En même temps, au niveau de transports, « Il s’agit de renforcer le caractère urbain

d’Annemasse tout en passant sous silence le fait que la structure même de ce réseau révèle parfaitement son irrésistibles dépendance envers Genève » (Jouve, 1994).

Deuxièmement, pour développer les « caractères » d’Annemasse, Robert Borrel essaie de convaincre certaines institutions françaises de s’installer à Annemasse afin d’augmenter l’importance de la ville et d’améliorer son image.

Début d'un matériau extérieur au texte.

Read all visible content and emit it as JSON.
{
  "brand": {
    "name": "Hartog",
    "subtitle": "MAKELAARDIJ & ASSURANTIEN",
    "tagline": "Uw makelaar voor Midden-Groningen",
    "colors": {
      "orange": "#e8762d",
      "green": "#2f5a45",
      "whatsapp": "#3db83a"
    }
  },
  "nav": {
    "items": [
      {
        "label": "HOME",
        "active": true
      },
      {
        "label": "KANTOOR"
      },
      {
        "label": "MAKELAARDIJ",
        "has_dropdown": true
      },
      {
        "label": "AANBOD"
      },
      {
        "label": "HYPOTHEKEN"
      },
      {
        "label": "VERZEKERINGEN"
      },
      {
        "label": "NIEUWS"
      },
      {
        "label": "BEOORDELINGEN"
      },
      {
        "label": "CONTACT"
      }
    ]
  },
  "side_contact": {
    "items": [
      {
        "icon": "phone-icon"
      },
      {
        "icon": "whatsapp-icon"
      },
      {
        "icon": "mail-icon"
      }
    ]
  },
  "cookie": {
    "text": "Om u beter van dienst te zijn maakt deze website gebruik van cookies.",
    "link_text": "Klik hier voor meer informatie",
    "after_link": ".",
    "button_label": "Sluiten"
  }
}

Enfin, plus récemment, l’agglomération d’Annemasse fait des efforts pour développer des équipements :

« J’ai essayé de développer des éléments importants d’urbanisme pour donner à Annemasse plus de caractères. Mon successeur est aujourd’hui en train de construire un certain nombre des choses qui avaient été prévues : grande place, grand quartier d’affaires, etc., qui permettent à Annemasse d’avoir une certaine autonomie, une certaine indépendance [par rapport à Genève]. Parce qu’on ne peut pas dialoguer si l’un [Genève] a tout et si l’autre [Annemasse] n’a rien, c’est pas possible. Il faut avoir un minimum. Et aujourd’hui, un certain nombre de choses ont été reprises par l’agglo [Annemasse Agglo]. Donc je continue de mettre en place des équipements. Et un des plus importants c’était une Cité de la Solidarité internationale. Nous essayons d’avoir, comme à Genève, un certain nombre d’organisations internationales. Genève était d’accord d’ailleurs de nous permettre d’avoir des étudiants, d’avoir des jeunes. Et nous mettons aussi en place un certain nombre de formation. En particulier, on vient d’installer à Annemasse un organisme qui s’appelle « Bio Force », qui est un organisme de formation pour tous les métiers de la coopération internationale.» (extrait

d’un entretien auprès de R. Borrel).

Cependant, il convient de souligner qu’à l’époque, les élus locaux français ont une capacité d’agir assez limitée.